The Politics of Fear in a Season of Campaigning

 
 

[1] "We have nothing to fear but fear itself."  As he stood in the Ellipse, my father-in-law remembers that the only thing he was really afraid on that wintry day was frostbite.  But I am not worried about the weather.  What concerns me is how far this country has traveled from Roosevelt's insight.  Fear has become the lingua franca of this campaign.  No robust sense of hope challenges fear in this political season.  Rather, pundits market it; politicos manipulate it; and the electorate is left in a terminal state of anxiety, waiting for the next shoe to drop.  On November 2nd, we won't vote our party or our values; we won't even vote our head or our heart.  We'll vote our fears, and whichever candidate manipulates them most cleverly will have won.  The political fallout of this politics of fear is three-fold: manipulation, incantation, and enemies.

[2] First, fear is easy to manipulate.   If one measures the relative bounce from the party conventions this summer, fear wins out as a more potent motivator than hope.  Democrats talked of jobs, healthcare, and restoring international respect in a city of the Founding Fathers.  Republicans met in the shadow of the World Trade Towers to nominate an incumbent who put words like "war on terror" and "axis of evil" into the political lexicon.  The incumbents in this election have chosen to run on fear.  Vice President Cheney made this strategic move transparent.  In numerous campaign appearances, he cautioned people to make the right choice - or be hit again.  The strategy plays to our darker natures.  Is that a good thing?

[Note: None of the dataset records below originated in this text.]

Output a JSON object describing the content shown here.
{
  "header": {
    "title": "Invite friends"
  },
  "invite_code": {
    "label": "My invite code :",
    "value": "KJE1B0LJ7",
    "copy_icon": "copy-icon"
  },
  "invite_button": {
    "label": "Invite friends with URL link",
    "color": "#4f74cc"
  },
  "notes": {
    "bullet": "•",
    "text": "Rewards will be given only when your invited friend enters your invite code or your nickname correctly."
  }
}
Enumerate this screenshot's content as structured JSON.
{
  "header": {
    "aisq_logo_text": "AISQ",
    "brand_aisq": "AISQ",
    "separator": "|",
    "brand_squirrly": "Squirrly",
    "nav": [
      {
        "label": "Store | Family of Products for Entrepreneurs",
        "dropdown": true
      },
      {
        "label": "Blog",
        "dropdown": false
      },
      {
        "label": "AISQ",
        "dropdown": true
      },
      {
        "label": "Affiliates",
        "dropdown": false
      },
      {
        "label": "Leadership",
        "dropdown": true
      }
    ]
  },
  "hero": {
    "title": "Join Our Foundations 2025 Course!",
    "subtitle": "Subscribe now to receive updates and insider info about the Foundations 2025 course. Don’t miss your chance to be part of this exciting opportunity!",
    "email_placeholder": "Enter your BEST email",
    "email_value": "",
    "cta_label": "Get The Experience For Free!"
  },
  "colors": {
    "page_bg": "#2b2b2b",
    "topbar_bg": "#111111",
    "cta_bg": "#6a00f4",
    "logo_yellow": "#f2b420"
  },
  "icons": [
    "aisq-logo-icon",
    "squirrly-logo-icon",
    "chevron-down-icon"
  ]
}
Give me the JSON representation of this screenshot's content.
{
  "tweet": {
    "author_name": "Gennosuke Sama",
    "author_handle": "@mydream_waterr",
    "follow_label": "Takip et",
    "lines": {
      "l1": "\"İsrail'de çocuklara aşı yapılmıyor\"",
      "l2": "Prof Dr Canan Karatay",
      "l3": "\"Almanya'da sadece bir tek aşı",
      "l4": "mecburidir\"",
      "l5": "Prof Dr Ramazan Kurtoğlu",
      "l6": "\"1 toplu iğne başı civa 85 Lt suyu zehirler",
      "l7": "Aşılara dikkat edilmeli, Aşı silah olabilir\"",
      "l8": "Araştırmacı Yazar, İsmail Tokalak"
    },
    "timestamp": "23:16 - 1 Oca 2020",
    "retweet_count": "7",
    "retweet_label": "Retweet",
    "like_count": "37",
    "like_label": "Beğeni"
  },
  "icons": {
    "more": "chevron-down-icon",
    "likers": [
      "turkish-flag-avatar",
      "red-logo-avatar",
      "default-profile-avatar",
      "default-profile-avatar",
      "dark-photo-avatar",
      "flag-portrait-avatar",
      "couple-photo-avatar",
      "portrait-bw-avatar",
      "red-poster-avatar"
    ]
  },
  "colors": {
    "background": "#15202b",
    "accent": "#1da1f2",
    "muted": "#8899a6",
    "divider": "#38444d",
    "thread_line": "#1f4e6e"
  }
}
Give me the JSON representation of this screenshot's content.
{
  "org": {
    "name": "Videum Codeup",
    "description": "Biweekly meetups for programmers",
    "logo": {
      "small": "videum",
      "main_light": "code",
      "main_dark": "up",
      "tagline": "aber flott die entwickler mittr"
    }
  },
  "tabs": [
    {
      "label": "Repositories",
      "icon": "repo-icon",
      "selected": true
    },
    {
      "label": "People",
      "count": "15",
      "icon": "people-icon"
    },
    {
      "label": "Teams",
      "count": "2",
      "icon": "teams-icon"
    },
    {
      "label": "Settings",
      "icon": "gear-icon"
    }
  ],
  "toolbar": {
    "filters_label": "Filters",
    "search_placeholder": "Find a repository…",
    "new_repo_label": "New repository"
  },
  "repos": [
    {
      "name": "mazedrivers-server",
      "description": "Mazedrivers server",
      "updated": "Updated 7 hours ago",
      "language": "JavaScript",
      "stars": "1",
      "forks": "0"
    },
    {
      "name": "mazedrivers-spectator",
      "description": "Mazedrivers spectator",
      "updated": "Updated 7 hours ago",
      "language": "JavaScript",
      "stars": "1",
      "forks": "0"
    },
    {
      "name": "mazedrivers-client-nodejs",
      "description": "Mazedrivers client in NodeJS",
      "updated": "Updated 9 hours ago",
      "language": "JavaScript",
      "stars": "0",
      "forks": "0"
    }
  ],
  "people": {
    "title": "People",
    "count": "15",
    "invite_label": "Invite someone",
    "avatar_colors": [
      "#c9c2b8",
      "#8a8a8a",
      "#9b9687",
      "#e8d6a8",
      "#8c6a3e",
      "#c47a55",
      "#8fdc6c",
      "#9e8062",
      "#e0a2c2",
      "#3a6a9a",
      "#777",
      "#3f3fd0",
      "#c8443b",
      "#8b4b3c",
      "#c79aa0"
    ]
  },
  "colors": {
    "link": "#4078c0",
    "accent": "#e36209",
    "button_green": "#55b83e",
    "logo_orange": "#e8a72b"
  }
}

[3] The second fallout is a kind of incantational politics.  Slogans repeated over and over again gain the appearance of truth, even if they prove false.  By the time the US invaded Iraq, almost three-quarters of all Americans thought Saddam Hussein supported Osama bin Laden, simply because they'd heard it repeated so much.  Sheer repetition eclipsed the fact that Hussein governed a secularist Muslim regime of the sort bin Laden despised.  Now we watch the surreal juxtaposition of carnage in the streets of Sadr City and leaders who repeat the mantra: "Things are getting better; things are getting better; things are getting better...."  No wonder so much of this country finds Comedy Central's "The Daily Show" more credible than FOX news.

[4] The final fallout of the politics of fear is the need for enemies.  Fear feeds on having an enemy - and if there is no enemy lurking, create one!  While you're at it, create a whole "axis of evil."  But be forewarned: it's very hard to negotiate with a country you've so labeled.  And it's even harder to keep up the good appearance that rendering such judgment demands.

[5] The perfect love that casts out fear comes with the eschaton, but how can we be a little less daunted in the interim?  Christian citizens ought to have a healthy respect for the darker side of human nature, but smart enough not to let it ruin their political judgment.  Part of the Reformation's vaunted "freedom of a Christian" is the freedom to ask question, check facts, and challenge mere slogans.  Finally, as both saved and sinning (that simul justus et peccator piece), we get to challenge the judgment of an opponent, so long as we remain suspicious of our own as well.